Saturday, October 06, 2007

Arena Policy

This emerging model is much superior to that of raising taxes, and even though it still involves public expenditure, the public funds used clearly improve the public tax base, (by improving infrastructure and helping create a taxed entity, primarily involving a temporary cost to the public) without raising taxes (almost always involving a permanent cost to the public).

Land is the new currency in sports
Private development at Cal Expo eyed as way to pay for arena.
By Terri Hardy and Mary Lynne Vellinga - Bee Staff Writers
Published 12:00 am PDT Saturday, October 6, 2007


Land has become the new ATM for sports team owners who want better digs but can't get voters to part with the cash to build them.

The NBA's fledgling plan to build a new Kings arena at Cal Expo and pay for it with profits from private development on the state-owned site is the latest in a series of such proposals around the country.

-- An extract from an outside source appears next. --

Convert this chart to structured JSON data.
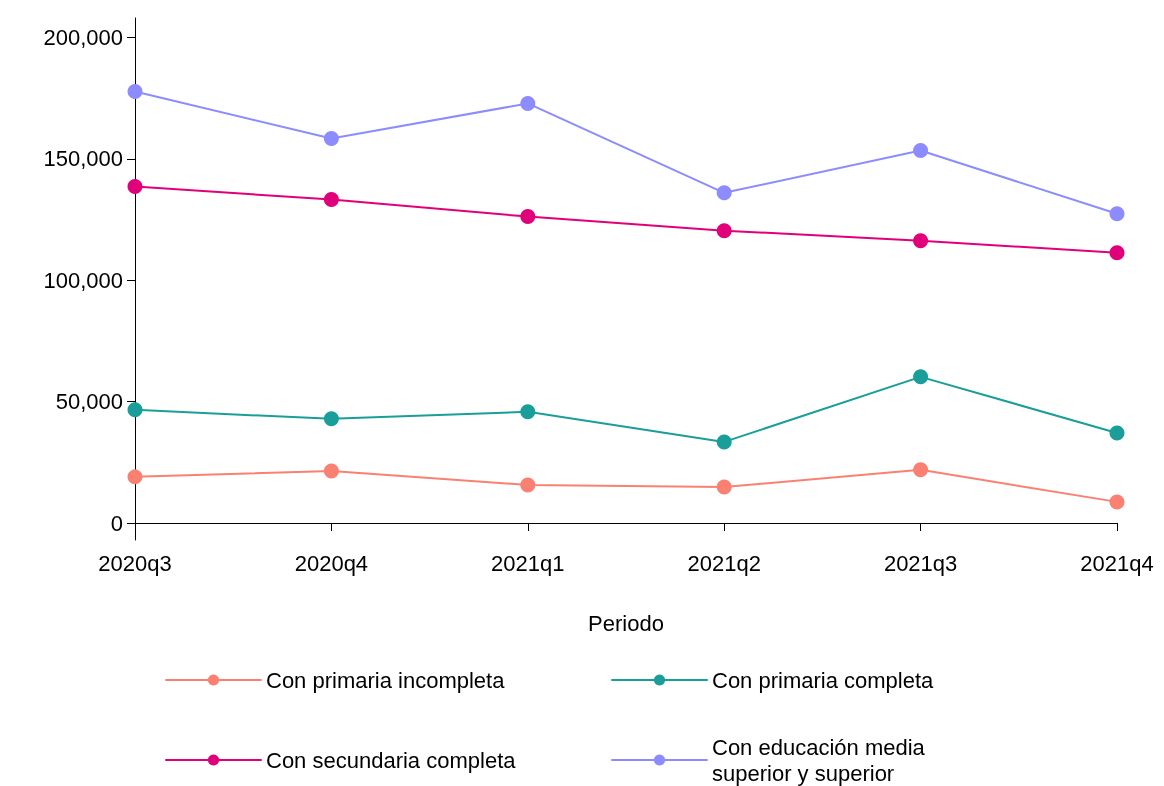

"It's a new model that's very common," said Andrew Zimbalist, an economics professor at Smith College and an expert on sports financing.

Instead of raising sales or car rental taxes, governments can provide sports team owners with zoning changes or, in some cases, the land itself on which to build profit-making developments.

"There has been a real pushback by the public on taxes, so they're finding a way around that," said Dennis Coates, an economist at the University of Maryland, Baltimore County.